Perhaps where the movie most shines is in little vignettes of the rescued ghetto Jews. Alexa Davalos graces the screen as Lilka Ticktin, the beautiful woman who pairs off with Tuvia and nurses him through his illness. A watchmaker is asked to fix a rifle trigger, does so in an instant and is told "you have a new job." "Everybody works," they're told. There are the intellectual luftmensch types who know how to play chess and dispute metaphysics but have difficulty driving a nail. The rabbi and the young leftist are certainly appealing, but too perfect and even too cute. As I'm not alone in noting, this is a story told to undermine Jewish stereotypes that ends by reinforcing them.

According to accounts, the refugee camp, which had to move from time to time, came to include a kitchen, mill, bakery, bathhouse, synagogue, medical clinic, and "a quarantine hut for those who suffered from infectious diseases such as typhus," says a Wikipedia entry.
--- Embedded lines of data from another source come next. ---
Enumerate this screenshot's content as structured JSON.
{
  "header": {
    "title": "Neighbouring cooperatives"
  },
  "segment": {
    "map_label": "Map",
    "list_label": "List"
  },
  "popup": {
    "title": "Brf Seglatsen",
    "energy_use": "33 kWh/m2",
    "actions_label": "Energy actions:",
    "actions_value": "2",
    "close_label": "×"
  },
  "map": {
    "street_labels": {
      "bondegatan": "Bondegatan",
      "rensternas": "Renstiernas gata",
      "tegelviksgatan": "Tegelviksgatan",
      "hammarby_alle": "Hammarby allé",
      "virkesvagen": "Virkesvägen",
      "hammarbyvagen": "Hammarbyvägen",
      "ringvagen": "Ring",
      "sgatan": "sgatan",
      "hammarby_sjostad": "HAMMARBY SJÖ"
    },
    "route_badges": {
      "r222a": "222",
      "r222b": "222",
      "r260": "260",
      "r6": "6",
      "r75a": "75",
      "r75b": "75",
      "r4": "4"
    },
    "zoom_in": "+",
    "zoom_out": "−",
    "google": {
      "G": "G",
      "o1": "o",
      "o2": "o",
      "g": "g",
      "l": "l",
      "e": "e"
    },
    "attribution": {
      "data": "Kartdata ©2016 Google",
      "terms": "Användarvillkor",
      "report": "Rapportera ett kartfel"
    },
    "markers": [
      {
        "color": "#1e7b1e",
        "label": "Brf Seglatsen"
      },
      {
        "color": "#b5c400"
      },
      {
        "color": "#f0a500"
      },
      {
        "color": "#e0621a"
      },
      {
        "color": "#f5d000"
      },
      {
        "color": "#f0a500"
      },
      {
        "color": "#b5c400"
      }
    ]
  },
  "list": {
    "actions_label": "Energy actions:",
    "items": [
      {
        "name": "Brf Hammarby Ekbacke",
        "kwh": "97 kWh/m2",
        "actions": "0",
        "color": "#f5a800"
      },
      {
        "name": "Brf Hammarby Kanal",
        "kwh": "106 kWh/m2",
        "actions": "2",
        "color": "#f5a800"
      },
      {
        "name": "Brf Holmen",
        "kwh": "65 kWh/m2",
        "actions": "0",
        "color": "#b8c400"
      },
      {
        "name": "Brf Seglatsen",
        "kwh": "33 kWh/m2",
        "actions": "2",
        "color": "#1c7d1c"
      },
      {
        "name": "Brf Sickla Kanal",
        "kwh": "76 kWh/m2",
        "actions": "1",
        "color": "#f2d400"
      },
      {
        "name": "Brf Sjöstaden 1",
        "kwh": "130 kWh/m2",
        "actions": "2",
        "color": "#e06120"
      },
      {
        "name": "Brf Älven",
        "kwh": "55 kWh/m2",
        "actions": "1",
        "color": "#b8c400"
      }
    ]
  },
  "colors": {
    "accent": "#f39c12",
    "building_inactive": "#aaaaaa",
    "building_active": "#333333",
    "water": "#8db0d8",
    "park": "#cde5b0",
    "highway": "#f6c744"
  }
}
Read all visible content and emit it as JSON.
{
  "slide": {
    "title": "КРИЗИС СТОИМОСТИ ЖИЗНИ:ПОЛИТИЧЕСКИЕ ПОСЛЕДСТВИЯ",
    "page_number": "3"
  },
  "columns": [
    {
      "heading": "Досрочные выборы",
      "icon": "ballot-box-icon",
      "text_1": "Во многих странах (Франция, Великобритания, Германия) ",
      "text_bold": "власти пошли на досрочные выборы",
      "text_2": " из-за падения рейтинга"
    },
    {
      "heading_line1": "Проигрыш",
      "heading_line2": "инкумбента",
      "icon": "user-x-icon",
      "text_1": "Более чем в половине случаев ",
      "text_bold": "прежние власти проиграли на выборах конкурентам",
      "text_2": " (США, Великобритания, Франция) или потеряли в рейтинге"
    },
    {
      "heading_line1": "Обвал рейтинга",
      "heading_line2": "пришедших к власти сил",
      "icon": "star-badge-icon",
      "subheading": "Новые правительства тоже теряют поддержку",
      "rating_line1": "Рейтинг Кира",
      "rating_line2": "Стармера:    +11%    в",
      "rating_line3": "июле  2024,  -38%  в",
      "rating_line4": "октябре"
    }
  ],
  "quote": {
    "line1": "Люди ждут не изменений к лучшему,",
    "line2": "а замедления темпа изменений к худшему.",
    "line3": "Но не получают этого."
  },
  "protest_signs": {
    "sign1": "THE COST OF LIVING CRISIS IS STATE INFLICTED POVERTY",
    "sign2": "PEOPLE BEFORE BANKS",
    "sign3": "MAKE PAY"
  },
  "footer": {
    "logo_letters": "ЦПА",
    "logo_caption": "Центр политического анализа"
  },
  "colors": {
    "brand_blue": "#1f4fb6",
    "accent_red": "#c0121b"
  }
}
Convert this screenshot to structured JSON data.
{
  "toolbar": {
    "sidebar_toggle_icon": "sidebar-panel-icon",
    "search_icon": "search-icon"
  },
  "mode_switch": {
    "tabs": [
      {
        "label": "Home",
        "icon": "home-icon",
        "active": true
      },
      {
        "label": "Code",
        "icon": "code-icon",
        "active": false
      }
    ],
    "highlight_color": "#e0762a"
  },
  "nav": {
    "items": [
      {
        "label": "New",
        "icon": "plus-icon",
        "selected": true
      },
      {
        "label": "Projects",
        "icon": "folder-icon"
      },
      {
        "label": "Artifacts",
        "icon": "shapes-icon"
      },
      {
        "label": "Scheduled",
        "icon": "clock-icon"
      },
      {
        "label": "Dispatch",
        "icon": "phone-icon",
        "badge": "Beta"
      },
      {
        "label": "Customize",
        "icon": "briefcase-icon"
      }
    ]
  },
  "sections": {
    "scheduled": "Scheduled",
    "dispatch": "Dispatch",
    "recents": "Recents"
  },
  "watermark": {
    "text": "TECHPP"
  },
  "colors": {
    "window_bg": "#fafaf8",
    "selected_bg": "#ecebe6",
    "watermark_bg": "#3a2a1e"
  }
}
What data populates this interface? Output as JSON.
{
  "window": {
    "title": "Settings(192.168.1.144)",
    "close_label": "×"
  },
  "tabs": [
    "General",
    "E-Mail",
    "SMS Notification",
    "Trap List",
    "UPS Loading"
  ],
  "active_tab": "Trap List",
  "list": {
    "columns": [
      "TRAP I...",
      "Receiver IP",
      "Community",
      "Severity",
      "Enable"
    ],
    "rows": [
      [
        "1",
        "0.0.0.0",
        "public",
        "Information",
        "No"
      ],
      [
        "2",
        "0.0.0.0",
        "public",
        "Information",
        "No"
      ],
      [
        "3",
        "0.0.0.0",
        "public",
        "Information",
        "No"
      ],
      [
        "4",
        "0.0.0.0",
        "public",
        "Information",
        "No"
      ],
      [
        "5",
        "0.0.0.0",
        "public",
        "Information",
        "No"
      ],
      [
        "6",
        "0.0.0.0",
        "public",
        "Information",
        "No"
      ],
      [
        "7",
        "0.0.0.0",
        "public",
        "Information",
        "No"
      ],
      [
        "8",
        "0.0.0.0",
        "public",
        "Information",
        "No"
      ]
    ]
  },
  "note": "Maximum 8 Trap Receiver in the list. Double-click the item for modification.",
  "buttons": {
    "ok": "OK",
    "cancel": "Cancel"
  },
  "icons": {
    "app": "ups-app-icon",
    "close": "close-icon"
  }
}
And "Herds of cows supplied milk." Though it does show the Bielskis stealing food from local farmers and raiding a military HQ to get antibiotics, the movie focuses only on the early months of the Bielski Brigade. It's overwhelmed by the effort to show Zus mowing down Nazis and confronting his Soviet comrades' anti-Semitism while also following the hideaways' complicated and exhausting struggle to survive the first winter. The clumsy cross-cutting sequence that chops up Asael's wedding only underlines this dilemma.

Defiance is pulled down by schematic staging, telegraphed plot points, and obtrusive background music. In a directorial career that now includes nine films Zwick has had some good moments. He didn't do all that badly with his 1986 David Mamet adaptation, About Last Night. Three years later his Civil War epic Glory put him on the map and helped make a big star of Denzel Washington. Legends of the Fall and The Siege are different kinds of mush, but Zwick showed in Blood Diamond, his last outing, that he can turn a potential potboiler into a rip-snorting action film with more than a dash of political awareness. The Bielskis' story is one that matters and needed telling. But Defiance is mired in conventionality and stereotypes and seems overwhelmed by the contrasts in its principals' personalities and experiences.